Eine grosse Esche überdacht den grünen Flecken. Die Sonne erreicht ihn nur von Mitte Mai bis Mitte August.
Gottfried Keller verbrachte seine Kindheit in einem benachbarten Haus und konnte von seiner Dachkammer in den Garten blicken. Später hat er diesen Garten in «Der grüne Heinrich» beschrieben.
«Der grüne Henry» heisst daran angelehnt der Kunstparcours, der durch Gottfried Kellers Zürich führt. Der «schwarze Garten» ist die erste Station.
Kaum jemand kennt den Weg zum Garten
An einer Wand hängt die Skulptur einer Wurzel: Eine Luftwurzel als Sinnbild für den jungen Keller, der darum ringt, Fuss zu fassen, im richtigen Ausdrucksmedium – Kunst oder Literatur.
Keller wäre gerne bildender Künstler geworden, doch daraus wurde nichts. Dafür war er erfolgreich darin, sein Scheitern im Roman «Der grüne Heinrich» zu verarbeiten.
Der Garten ist ein verwunschener Ort. Viele Zürcher würden von seiner Existenz wissen, erzählt eine langjährige Anwohnerin aus einem Lautsprecher, aber sie wüssten weder wo er sei, noch woher sein Name komme.
Hommage aus Knete und Folie
Der Parcours führt an Orte, die sonst nicht einfach so zugänglich sind. Etwa ins Zunfthaus zur Meisen, in dem Gottfried Keller manch feucht-fröhlichen Abend verbrachte.
In einem grossen, holzverkleideten Saal mit prächtiger Stuckdecke zeichnet eine Videoinstallation zwei mit Folie und Knete überlagerte Frauenporträts an die Wand: eine Anspielung auf die beiden Frauenfiguren Anna und Judith im Roman «Der Grüne Heinrich».

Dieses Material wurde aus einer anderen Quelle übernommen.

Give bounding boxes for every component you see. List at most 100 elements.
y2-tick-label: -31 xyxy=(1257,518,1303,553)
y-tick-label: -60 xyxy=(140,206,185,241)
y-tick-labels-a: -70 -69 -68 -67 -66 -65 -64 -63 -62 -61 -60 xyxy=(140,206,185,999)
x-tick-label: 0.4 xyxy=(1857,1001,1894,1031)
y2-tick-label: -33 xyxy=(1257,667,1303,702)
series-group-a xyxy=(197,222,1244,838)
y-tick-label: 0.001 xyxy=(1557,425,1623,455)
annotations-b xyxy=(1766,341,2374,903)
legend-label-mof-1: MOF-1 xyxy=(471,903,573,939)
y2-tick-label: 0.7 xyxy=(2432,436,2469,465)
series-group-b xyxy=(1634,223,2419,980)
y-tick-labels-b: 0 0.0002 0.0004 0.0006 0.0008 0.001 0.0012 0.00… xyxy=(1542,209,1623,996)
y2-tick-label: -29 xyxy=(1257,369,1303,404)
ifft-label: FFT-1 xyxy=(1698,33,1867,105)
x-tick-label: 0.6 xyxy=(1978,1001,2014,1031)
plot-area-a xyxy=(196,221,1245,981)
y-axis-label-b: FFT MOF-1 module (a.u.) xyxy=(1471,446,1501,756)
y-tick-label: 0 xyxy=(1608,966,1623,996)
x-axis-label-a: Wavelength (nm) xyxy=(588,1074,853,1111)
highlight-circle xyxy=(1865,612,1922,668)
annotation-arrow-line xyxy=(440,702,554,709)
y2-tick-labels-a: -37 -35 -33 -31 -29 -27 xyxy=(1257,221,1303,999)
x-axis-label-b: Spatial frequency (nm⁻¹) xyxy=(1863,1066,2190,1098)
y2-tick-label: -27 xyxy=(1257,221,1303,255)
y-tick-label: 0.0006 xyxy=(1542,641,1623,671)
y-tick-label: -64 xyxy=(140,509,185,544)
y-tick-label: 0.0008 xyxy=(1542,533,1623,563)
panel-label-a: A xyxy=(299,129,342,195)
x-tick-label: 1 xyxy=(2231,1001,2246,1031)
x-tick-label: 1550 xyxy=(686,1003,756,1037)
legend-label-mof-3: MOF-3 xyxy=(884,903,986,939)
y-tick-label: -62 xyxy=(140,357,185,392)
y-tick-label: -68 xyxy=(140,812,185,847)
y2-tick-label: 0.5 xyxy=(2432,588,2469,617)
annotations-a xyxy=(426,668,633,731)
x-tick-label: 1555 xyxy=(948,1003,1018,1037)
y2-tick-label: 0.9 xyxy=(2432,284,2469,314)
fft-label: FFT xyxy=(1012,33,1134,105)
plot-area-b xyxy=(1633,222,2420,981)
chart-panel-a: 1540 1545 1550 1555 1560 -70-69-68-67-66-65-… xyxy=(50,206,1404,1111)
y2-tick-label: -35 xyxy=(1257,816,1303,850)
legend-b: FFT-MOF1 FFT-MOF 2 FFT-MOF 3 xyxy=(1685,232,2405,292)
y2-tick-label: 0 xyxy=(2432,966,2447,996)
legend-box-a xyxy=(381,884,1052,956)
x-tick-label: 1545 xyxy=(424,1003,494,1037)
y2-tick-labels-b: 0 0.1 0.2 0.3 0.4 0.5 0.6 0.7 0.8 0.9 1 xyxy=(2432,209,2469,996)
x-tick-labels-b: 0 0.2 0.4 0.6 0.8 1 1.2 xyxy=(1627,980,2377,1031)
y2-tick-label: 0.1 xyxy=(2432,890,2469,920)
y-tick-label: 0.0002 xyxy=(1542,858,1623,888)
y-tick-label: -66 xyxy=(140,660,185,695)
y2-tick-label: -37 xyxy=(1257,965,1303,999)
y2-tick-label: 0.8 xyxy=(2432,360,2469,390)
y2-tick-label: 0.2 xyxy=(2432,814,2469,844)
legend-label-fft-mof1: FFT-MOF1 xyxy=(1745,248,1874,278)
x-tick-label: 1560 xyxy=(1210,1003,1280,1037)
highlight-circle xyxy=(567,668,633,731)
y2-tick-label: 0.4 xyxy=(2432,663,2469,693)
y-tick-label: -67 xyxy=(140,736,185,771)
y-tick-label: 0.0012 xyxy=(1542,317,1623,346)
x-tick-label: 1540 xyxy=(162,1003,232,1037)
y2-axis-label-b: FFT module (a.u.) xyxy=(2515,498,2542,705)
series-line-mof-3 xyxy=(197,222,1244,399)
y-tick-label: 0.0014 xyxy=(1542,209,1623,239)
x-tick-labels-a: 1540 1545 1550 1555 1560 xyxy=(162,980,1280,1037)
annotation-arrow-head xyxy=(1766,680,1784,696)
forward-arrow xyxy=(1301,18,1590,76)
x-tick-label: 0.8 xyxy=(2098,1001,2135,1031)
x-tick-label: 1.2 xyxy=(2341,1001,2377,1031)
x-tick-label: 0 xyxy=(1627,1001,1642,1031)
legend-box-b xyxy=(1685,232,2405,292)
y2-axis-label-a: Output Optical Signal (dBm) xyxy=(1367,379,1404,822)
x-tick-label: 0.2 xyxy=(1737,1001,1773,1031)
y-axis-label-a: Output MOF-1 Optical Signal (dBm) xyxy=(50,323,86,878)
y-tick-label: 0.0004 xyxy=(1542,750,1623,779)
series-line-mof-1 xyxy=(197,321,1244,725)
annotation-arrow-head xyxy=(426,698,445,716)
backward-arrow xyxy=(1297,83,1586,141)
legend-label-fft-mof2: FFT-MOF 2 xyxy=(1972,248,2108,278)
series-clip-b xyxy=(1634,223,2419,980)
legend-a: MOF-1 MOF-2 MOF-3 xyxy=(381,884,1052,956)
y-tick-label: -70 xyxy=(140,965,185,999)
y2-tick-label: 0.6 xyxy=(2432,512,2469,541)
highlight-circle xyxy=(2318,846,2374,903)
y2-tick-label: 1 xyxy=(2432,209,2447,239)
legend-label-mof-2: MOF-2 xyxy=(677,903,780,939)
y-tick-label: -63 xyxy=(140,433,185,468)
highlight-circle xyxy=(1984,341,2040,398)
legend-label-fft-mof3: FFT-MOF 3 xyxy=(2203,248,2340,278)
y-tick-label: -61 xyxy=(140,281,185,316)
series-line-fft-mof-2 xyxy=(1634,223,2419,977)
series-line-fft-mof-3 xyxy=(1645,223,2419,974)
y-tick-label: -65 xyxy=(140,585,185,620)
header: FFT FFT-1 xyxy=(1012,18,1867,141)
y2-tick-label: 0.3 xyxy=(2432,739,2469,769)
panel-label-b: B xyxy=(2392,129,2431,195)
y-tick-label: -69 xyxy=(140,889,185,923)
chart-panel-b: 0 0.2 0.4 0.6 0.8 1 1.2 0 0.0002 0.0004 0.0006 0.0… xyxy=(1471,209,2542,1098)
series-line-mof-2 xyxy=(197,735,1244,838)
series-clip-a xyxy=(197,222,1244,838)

In den Künstlerroman selbst kann man sich an mehreren Stationen einklinken: Männer, Frauen und Jugendlichen lesen ihn vor – manche mehr, manche weniger talentiert. 48 Stunden dauert die gesamte Lesung.
Ohne Geduld geht's nicht
Nach einer Zwischenstation in der Zentralbibliothek, wo Kellers Nachlass verwahrt wird, geht es mit dem Bus weiter.
Zum ersten Mal wird klar, dass es viel Zeit und auch ein wenig Geduld fordert, den Parcours in einem Durchgang zu absolvieren – gerade für ortsfremde Besucherinnen und Besucher.
In der Wohnung des Kunstmalers
Manchmal gerät «Der grüne Henry» zu einer etwas uneinheitlichen Mischung aus Stadtrundgang, Schnitzeljagd, Lesemarathon und zeitgenössischer Kunst.
Doch immer wieder wird man für den Aufwand belohnt. Etwa im Garten des Ateliers des Kunstmalers Arnold Böcklin. Bei ihm war Keller oft zu Besuch.
Eine kleine Oase. Auf der Veranda hängt ein Wandteppich der Künstlerin Isabelle Krieg. Sie hat sämtliche Farbadjektive des «Grünen Heinrich» rausgesschrieben – eine grosse Menge. Diese Farben hat sie in der Reihenfolge des Romans zu einem farbigen Teppich verwebt.
Eine Fleissarbeit, die verzaubert. Verzaubert durch seine Übersetzungsleistung: Der Roman wird in einen Teppich verwandelt – und so wird Gottfried Kellers Wunsch, ein Künstler zu werden, ein spätes Denkmal geschaffen.